Runtime-configurable settings passed via the settings constructor argument using NvidiaTTSService.Settings(...). These can be updated mid-conversation with TTSUpdateSettingsFrame. See Service Settings for details.
ParameterTypeDefaultDescription
modelstrNoneModel identifier. (Inherited.)
voicestrNoneVoice identifier. (Inherited.)
languageLanguage | strNoneLanguage for synthesis. (Inherited.)
qualityintNOT_GIVENAudio quality setting.

Usage

Basic Setup

from pipecat.services.nvidia import NvidiaTTSService

tts = NvidiaTTSService(
    api_key=os.getenv("NVIDIA_API_KEY"),
)

With Custom Voice and Quality

from pipecat.services.nvidia import NvidiaTTSService
from pipecat.transcriptions.language import Language

tts = NvidiaTTSService(
    api_key=os.getenv("NVIDIA_API_KEY"),
    model_function_map={
        "function_id": "877104f7-e885-42b9-8de8-f6e4c6303969",
        "model_name": "magpie-tts-multilingual",
    },
    settings=NvidiaTTSService.Settings(
        voice="Magpie-Multilingual.EN-US.Aria",
        language=Language.EN_US,
        quality=40,
    ),
)
The InputParams / params= pattern is deprecated as of v0.0.105. Use Settings / settings= instead. See the Service Settings guide for migration details.

Notes

  • gRPC-based: NVIDIA Riva uses gRPC (not HTTP or WebSocket) for communication with the TTS service.
  • Model cannot be changed after initialization: The model and function ID must be set during construction via model_function_map.
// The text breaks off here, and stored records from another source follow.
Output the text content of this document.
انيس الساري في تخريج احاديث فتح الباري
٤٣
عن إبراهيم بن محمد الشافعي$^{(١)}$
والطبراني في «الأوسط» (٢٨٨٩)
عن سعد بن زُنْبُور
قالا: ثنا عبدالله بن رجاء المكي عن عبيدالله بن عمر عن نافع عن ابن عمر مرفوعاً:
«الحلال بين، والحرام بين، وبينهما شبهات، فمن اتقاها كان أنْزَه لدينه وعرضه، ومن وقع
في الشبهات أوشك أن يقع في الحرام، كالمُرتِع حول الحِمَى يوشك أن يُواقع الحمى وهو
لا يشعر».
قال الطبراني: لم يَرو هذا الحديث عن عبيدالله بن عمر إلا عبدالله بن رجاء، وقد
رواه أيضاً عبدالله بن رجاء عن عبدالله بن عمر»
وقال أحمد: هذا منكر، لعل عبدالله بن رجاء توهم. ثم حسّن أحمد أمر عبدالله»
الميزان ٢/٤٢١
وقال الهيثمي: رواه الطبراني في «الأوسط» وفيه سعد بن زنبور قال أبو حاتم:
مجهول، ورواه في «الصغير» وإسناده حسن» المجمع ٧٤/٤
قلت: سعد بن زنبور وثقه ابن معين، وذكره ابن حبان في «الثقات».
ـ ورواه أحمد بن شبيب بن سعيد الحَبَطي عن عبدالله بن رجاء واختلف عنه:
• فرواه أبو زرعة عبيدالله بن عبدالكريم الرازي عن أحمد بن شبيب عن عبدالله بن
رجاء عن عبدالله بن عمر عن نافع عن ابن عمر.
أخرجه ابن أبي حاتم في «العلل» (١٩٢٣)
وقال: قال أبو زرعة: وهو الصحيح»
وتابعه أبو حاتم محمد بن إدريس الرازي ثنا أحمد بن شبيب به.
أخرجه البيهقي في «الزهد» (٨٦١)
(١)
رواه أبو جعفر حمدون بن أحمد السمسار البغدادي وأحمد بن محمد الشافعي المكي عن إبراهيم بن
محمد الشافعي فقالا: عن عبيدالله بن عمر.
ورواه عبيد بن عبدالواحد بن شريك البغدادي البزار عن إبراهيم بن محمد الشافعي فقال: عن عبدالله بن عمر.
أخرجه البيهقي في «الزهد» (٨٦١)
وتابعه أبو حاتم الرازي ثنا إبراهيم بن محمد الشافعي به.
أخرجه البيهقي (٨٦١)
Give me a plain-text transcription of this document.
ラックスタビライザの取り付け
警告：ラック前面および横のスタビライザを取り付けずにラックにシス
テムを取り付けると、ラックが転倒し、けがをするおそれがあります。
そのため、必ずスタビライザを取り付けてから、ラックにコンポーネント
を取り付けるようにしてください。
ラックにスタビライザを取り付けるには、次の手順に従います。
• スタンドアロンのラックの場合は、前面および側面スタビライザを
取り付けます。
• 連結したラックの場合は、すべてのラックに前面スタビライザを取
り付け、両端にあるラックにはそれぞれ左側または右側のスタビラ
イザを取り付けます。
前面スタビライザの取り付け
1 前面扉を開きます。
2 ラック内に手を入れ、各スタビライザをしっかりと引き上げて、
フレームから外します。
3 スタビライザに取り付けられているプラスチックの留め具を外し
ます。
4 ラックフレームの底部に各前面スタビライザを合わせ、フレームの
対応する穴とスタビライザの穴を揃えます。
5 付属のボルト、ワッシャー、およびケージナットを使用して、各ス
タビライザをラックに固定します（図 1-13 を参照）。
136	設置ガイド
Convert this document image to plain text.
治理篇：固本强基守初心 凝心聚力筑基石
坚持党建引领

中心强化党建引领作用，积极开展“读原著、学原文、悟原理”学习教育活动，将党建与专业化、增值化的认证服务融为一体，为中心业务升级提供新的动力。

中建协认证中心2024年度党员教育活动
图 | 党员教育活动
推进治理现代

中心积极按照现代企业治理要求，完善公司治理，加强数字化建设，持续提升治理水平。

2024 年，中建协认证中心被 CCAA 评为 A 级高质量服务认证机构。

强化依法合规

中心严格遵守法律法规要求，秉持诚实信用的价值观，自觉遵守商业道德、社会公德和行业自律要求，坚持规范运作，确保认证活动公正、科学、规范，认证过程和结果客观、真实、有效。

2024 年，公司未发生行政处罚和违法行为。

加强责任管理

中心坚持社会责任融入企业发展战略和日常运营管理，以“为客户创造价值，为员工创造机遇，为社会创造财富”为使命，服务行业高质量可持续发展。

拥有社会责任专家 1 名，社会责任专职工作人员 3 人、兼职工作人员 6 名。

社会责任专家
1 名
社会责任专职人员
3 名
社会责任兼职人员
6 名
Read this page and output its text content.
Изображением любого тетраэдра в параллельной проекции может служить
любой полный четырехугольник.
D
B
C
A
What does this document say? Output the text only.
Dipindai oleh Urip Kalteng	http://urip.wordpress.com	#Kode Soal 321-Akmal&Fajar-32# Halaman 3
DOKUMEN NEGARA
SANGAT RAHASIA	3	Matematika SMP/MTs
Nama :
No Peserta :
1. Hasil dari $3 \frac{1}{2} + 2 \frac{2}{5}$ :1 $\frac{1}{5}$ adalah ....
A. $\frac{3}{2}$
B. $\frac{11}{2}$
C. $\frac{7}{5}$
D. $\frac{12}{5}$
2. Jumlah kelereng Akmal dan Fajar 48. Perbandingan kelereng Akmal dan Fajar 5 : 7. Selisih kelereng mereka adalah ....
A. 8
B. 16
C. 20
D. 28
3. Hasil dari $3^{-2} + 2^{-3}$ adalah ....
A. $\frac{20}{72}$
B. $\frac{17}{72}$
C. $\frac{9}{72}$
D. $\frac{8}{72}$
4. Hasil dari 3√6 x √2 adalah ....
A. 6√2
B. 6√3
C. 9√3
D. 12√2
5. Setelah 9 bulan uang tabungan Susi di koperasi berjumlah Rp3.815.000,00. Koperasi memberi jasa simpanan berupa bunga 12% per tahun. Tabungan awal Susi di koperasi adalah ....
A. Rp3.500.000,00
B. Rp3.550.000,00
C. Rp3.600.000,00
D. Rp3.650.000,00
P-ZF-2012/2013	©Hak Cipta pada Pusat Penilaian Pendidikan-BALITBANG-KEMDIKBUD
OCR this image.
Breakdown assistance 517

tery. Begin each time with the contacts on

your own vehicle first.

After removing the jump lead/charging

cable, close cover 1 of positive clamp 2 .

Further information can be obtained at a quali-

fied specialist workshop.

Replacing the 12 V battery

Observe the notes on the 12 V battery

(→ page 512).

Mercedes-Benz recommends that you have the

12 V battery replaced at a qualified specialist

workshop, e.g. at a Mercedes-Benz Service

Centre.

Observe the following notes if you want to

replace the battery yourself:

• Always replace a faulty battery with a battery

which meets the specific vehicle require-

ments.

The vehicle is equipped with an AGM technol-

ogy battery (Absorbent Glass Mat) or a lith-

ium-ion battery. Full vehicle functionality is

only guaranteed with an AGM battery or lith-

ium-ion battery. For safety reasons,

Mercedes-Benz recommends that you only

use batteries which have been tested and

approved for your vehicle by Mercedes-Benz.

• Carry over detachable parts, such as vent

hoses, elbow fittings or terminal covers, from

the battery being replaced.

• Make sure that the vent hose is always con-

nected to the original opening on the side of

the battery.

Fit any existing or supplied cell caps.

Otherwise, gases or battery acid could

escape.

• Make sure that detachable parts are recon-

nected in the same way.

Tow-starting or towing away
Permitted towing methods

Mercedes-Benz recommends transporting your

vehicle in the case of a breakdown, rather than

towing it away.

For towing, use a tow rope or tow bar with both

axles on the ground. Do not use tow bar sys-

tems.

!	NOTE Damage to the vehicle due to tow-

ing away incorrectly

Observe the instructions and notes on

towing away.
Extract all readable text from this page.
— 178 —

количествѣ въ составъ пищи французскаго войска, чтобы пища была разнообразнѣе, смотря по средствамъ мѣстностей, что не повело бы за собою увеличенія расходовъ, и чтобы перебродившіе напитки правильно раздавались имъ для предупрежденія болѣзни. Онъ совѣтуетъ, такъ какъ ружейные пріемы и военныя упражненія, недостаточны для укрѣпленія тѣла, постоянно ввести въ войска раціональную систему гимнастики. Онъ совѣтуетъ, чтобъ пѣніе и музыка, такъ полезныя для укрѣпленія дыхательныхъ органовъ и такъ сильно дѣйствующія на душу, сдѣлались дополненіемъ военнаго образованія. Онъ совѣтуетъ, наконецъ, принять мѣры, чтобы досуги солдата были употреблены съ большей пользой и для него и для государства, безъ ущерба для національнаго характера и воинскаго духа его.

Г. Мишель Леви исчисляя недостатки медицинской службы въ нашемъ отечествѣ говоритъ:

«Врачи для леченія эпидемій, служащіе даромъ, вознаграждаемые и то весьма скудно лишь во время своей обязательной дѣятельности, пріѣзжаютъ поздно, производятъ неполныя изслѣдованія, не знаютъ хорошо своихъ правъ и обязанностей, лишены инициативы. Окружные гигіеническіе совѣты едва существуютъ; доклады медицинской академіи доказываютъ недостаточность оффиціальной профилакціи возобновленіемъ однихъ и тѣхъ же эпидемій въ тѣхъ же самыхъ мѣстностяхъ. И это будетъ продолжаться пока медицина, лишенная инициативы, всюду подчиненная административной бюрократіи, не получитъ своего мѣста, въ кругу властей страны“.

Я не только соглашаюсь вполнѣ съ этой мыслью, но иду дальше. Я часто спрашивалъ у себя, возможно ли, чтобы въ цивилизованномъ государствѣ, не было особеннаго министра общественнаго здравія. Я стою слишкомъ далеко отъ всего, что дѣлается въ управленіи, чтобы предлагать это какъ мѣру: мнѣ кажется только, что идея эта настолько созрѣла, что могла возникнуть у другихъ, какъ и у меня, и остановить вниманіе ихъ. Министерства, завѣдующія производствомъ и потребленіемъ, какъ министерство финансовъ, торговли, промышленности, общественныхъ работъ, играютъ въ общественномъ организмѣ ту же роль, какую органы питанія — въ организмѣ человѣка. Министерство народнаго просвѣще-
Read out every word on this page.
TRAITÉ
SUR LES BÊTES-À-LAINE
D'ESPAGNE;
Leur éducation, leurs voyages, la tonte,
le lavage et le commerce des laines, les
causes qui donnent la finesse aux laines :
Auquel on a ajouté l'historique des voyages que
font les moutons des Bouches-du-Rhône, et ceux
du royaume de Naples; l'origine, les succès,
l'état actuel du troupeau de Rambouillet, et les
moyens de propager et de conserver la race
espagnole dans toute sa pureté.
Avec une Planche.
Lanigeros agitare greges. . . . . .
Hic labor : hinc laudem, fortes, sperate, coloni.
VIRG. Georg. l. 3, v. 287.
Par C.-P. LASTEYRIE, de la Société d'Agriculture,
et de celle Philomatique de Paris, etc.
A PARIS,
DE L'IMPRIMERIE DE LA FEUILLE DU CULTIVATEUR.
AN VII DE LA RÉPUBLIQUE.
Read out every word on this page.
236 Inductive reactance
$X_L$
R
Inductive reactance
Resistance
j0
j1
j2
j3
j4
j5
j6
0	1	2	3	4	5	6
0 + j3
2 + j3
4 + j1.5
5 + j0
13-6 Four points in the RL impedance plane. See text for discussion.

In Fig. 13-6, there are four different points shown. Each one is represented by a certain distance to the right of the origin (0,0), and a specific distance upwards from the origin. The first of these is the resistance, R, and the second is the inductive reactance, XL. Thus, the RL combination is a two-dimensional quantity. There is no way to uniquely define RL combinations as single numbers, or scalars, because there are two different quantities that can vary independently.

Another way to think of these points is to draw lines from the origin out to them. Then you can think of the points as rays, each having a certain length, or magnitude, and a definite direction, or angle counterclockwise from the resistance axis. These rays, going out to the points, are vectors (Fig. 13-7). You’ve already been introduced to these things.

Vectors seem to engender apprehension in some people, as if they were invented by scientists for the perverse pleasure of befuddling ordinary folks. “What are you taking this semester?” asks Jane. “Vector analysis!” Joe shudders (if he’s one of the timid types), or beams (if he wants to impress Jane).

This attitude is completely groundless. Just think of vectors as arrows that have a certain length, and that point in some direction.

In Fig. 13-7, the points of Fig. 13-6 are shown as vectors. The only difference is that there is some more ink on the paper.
Calling set_model() after initialization will log a warning and have no effect.
  • SSL enabled by default: The service connects to NVIDIA’s cloud endpoint with SSL. Set use_ssl=False only for local or custom Riva deployments.
  • Blocking gRPC calls: Audio generation uses asyncio.to_thread to avoid blocking the event loop, since the underlying Riva client uses synchronous gRPC calls.